Campos (Oct 2007)
“Remédio da Ciência” e “Remédio da Alma”: os usos da secreção do kambô (Phyllomedusa bicolor) nas cidades
Abstract
Desde a metade da última década, em grandes cidades do Brasil, começou a se difundir o uso da secreção da rã arbórea Phyllomedusa bicolor, chamada de kambô. Tradicionalmente usada como revigorante e estimulante para caça por grupos indígenas do sudoeste amazônico (entre eles, Katukina, Yawanawa e Kaxinawá)2, nos centros urbanos tem havido um duplo interesse pelo kambô: como um “remédio da ciência” – no qual se exaltam suas propriedades bioquímicas – e como um “remédio da alma” – onde o que mais se valoriza é sua “origem indígena”. O kambô tem se difundido, sobretudo, em clínicas de terapias alternativas e no ambiente das religiões ayahuasqueiras brasileiras, isto é, entre adeptos do Santo Daime e da União do Vegetal e de suas dissidências.

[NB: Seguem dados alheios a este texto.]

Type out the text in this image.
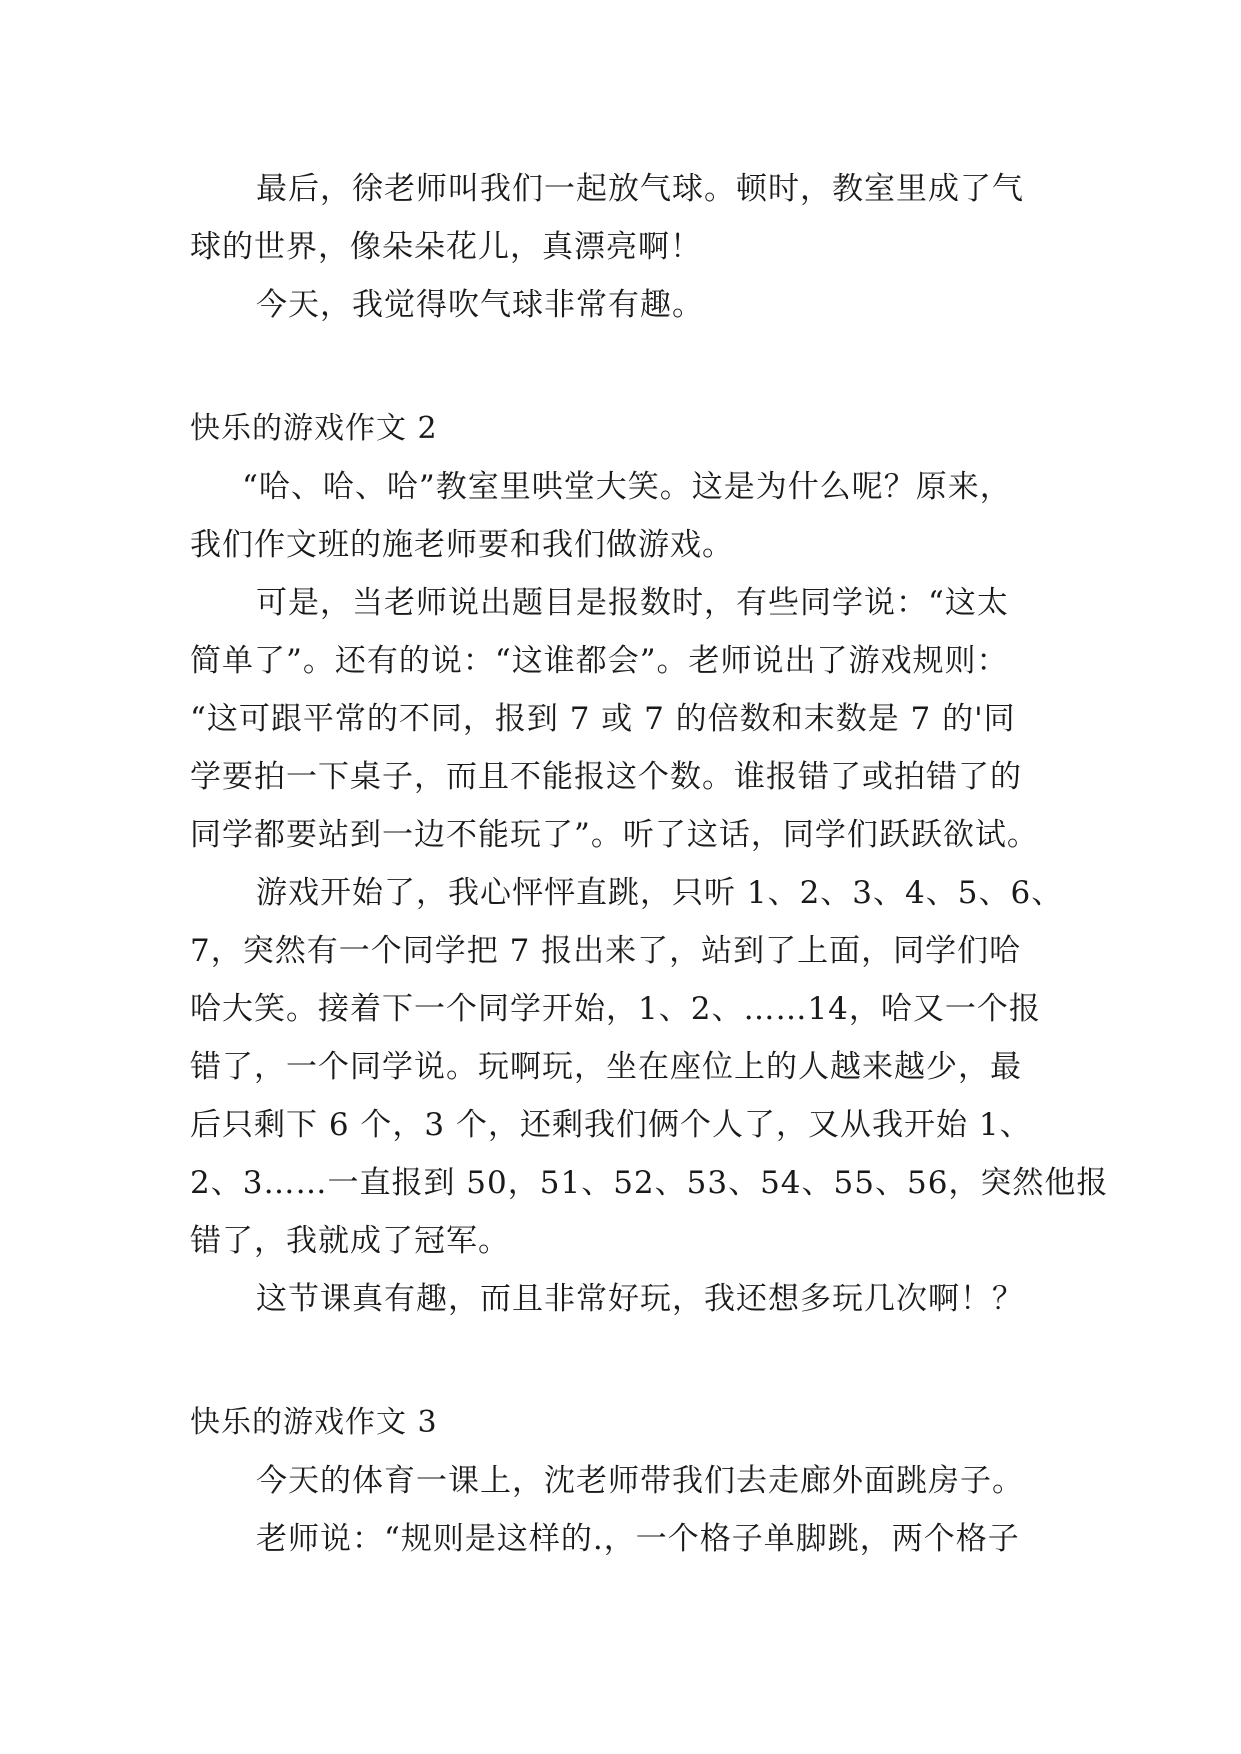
最后，徐老师叫我们一起放气球。顿时，教室里成了气
球的世界，像朵朵花儿，真漂亮啊！
今天，我觉得吹气球非常有趣。
快乐的游戏作文 2
“哈、哈、哈”教室里哄堂大笑。这是为什么呢？原来，
我们作文班的施老师要和我们做游戏。
可是，当老师说出题目是报数时，有些同学说：“这太
简单了”。还有的说：“这谁都会”。老师说出了游戏规则：
“这可跟平常的不同，报到 7 或 7 的倍数和末数是 7 的'同
学要拍一下桌子，而且不能报这个数。谁报错了或拍错了的
同学都要站到一边不能玩了”。听了这话，同学们跃跃欲试。
游戏开始了，我心怦怦直跳，只听 1、2、3、4、5、6、
7，突然有一个同学把 7 报出来了，站到了上面，同学们哈
哈大笑。接着下一个同学开始，1、2、……14，哈又一个报
错了，一个同学说。玩啊玩，坐在座位上的人越来越少，最
后只剩下 6 个，3 个，还剩我们俩个人了，又从我开始 1、
2、3……一直报到 50，51、52、53、54、55、56，突然他报
错了，我就成了冠军。
这节课真有趣，而且非常好玩，我还想多玩几次啊！？
快乐的游戏作文 3
今天的体育一课上，沈老师带我们去走廊外面跳房子。
老师说：“规则是这样的.，一个格子单脚跳，两个格子
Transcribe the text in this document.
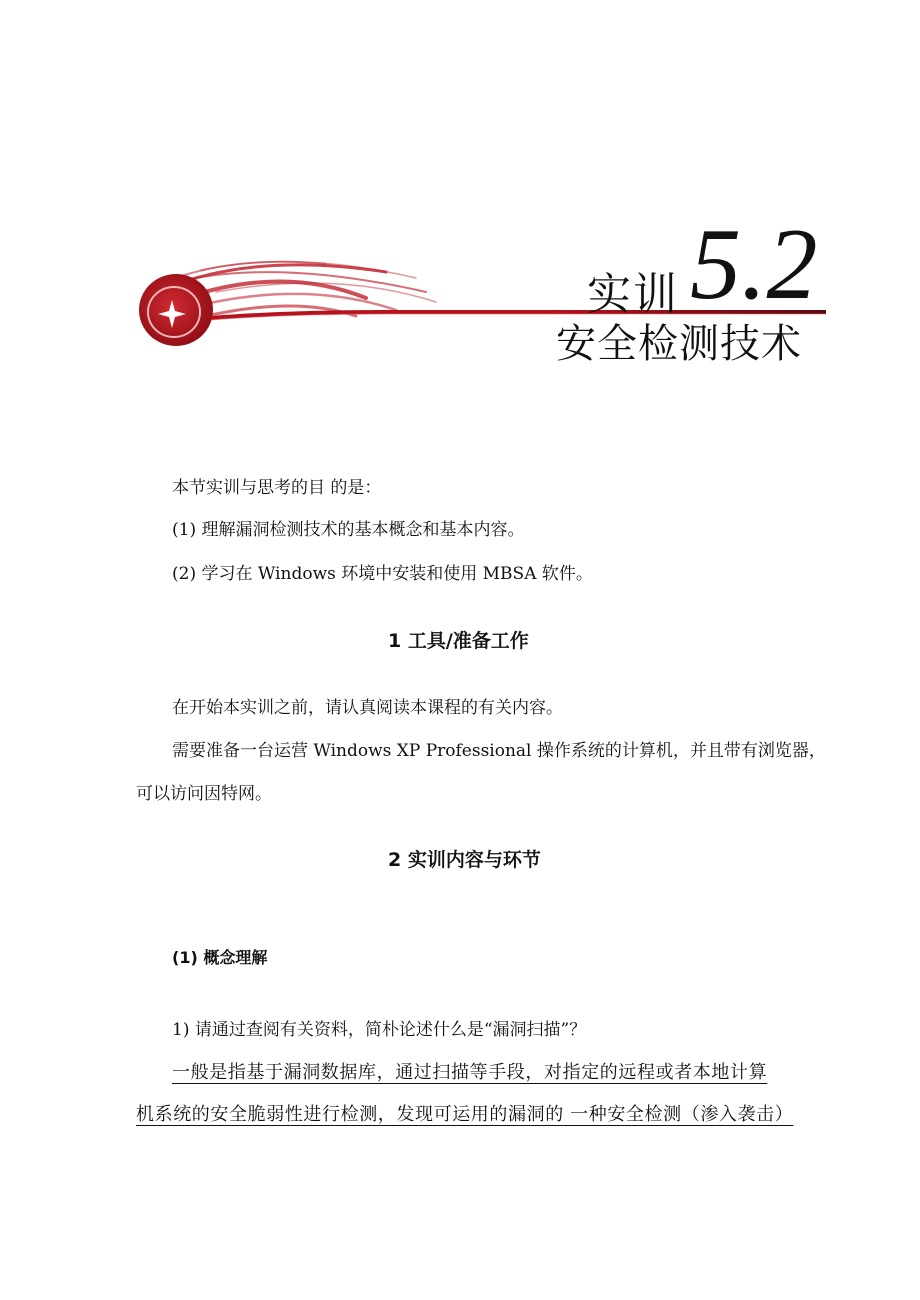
实训 5.2
安全检测技术
本节实训与思考的目 的是：
(1) 理解漏洞检测技术的基本概念和基本内容。
(2) 学习在 Windows 环境中安装和使用 MBSA 软件。
1 工具/准备工作
在开始本实训之前，请认真阅读本课程的有关内容。
需要准备一台运营 Windows XP Professional 操作系统的计算机，并且带有浏览器，
可以访问因特网。
2 实训内容与环节
(1) 概念理解
1) 请通过查阅有关资料，简朴论述什么是“漏洞扫描”？
一般是指基于漏洞数据库，通过扫描等手段，对指定的远程或者本地计算
机系统的安全脆弱性进行检测，发现可运用的漏洞的 一种安全检测（渗入袭击）
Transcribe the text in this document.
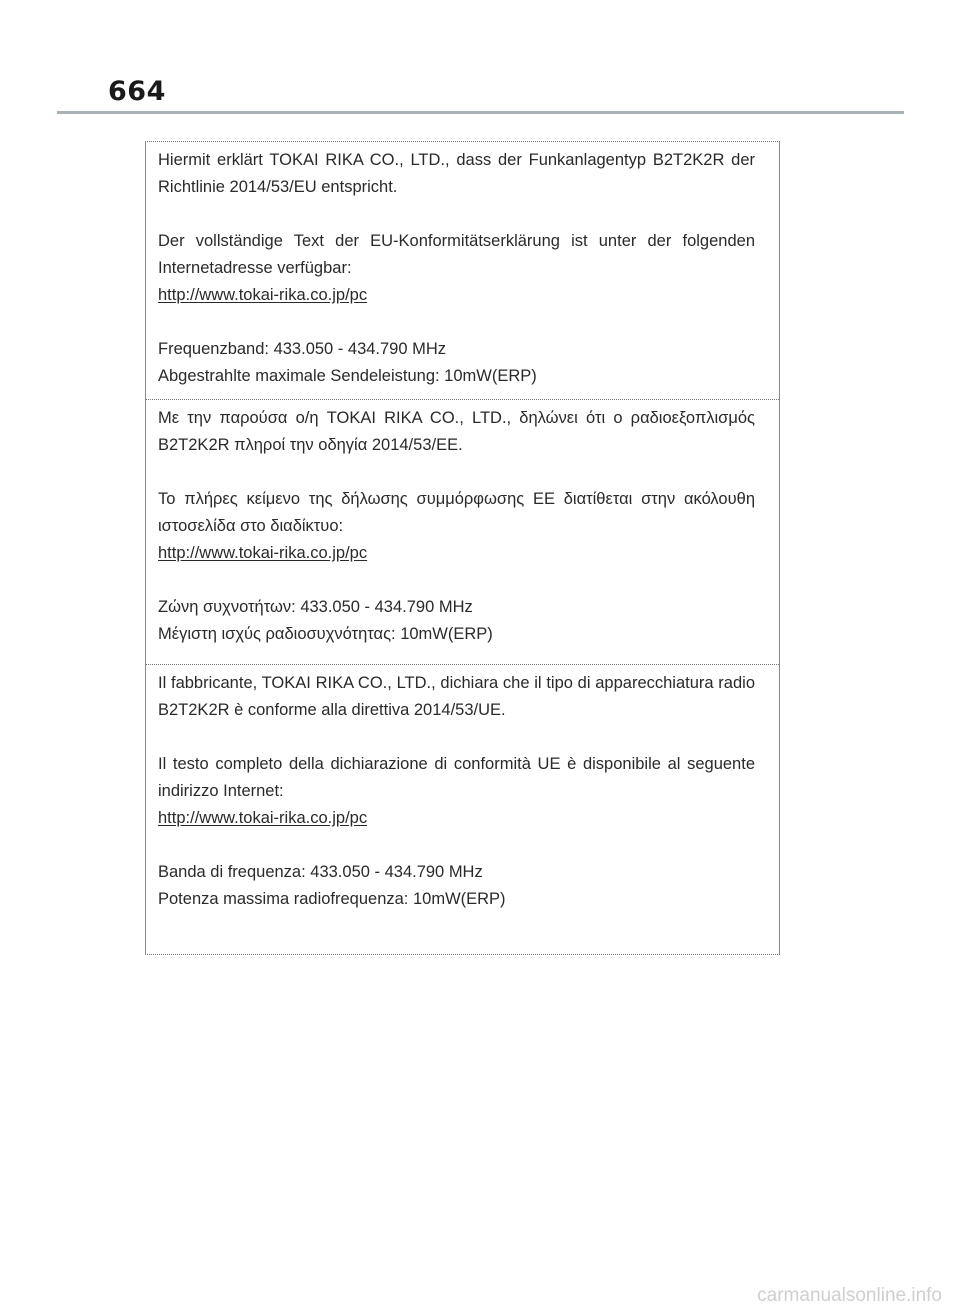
664

Hiermit erklärt TOKAI RIKA CO., LTD., dass der Funkanlagentyp B2T2K2R der Richtlinie 2014/53/EU entspricht.

Der vollständige Text der EU-Konformitätserklärung ist unter der folgenden Internetadresse verfügbar:
http://www.tokai-rika.co.jp/pc

Frequenzband: 433.050 - 434.790 MHz
Abgestrahlte maximale Sendeleistung: 10mW(ERP)

Με την παρούσα ο/η TOKAI RIKA CO., LTD., δηλώνει ότι ο ραδιοεξοπλισμός B2T2K2R πληροί την οδηγία 2014/53/ΕΕ.

Το πλήρες κείμενο της δήλωσης συμμόρφωσης ΕΕ διατίθεται στην ακόλουθη ιστοσελίδα στο διαδίκτυο:
http://www.tokai-rika.co.jp/pc

Ζώνη συχνοτήτων: 433.050 - 434.790 MHz
Μέγιστη ισχύς ραδιοσυχνότητας: 10mW(ERP)

Il fabbricante, TOKAI RIKA CO., LTD., dichiara che il tipo di apparecchiatura radio B2T2K2R è conforme alla direttiva 2014/53/UE.

Il testo completo della dichiarazione di conformità UE è disponibile al seguente indirizzo Internet:
http://www.tokai-rika.co.jp/pc

Banda di frequenza: 433.050 - 434.790 MHz
Potenza massima radiofrequenza: 10mW(ERP)

carmanualsonline.info
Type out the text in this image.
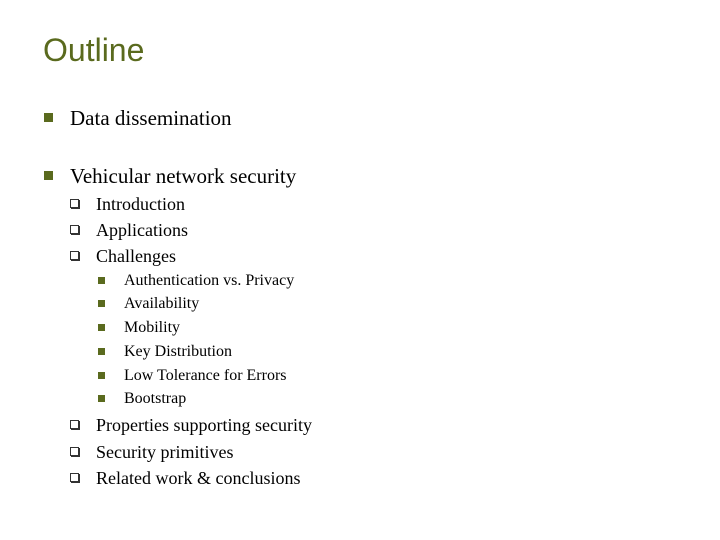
Outline
Data dissemination
Vehicular network security
Introduction
Applications
Challenges
Authentication vs. Privacy
Availability
Mobility
Key Distribution
Low Tolerance for Errors
Bootstrap
Properties supporting security
Security primitives
Related work & conclusions
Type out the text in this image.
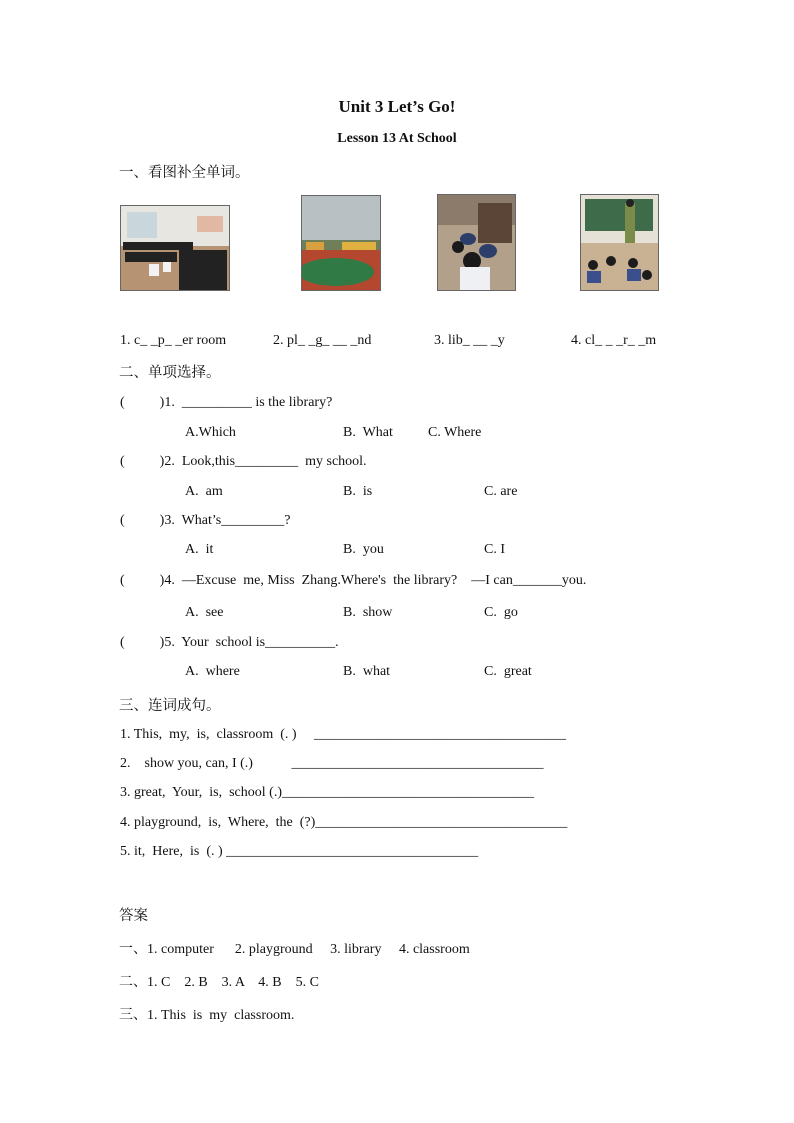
Unit 3 Let’s Go!
Lesson 13 At School
一、看图补全单词。
1. c_ _p_ _er room	2. pl_ _g_ __ _nd	3. lib_ __ _y	4. cl_ _ _r_ _m
二、单项选择。
(          )1.  __________ is the library?
A.Which	B.  What	C. Where
(          )2.  Look,this_________  my school.
A.  am	B.  is	C. are
(          )3.  What’s_________?
A.  it	B.  you	C. I
(          )4.  —Excuse  me, Miss  Zhang.Where's  the library?    —I can_______you.
A.  see	B.  show	C.  go
(          )5.  Your  school is__________.
A.  where	B.  what	C.  great
三、连词成句。
1. This,  my,  is,  classroom  (. )     ____________________________________
2.    show you, can, I (.)           ____________________________________
3. great,  Your,  is,  school (.)____________________________________
4. playground,  is,  Where,  the  (?)____________________________________
5. it,  Here,  is  (. ) ____________________________________
答案
一、1. computer      2. playground     3. library     4. classroom
二、1. C    2. B    3. A    4. B    5. C
三、1. This  is  my  classroom.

Os aplicadores são bastante diversos entre si: índios, seringueiros e ex-seringueiros, terapeutas holísticos, líderes ayahuasqueiros e médicos. Neste artigo apresentaremos uma breve etnografia da difusão do kambô, analisando, sobretudo, o discurso que esses diversos aplicadores têm elaborado sobre o uso da secreção3, compreendida por alguns como uma espécie de planta de poder, análoga ao peiote e à ayahuasca.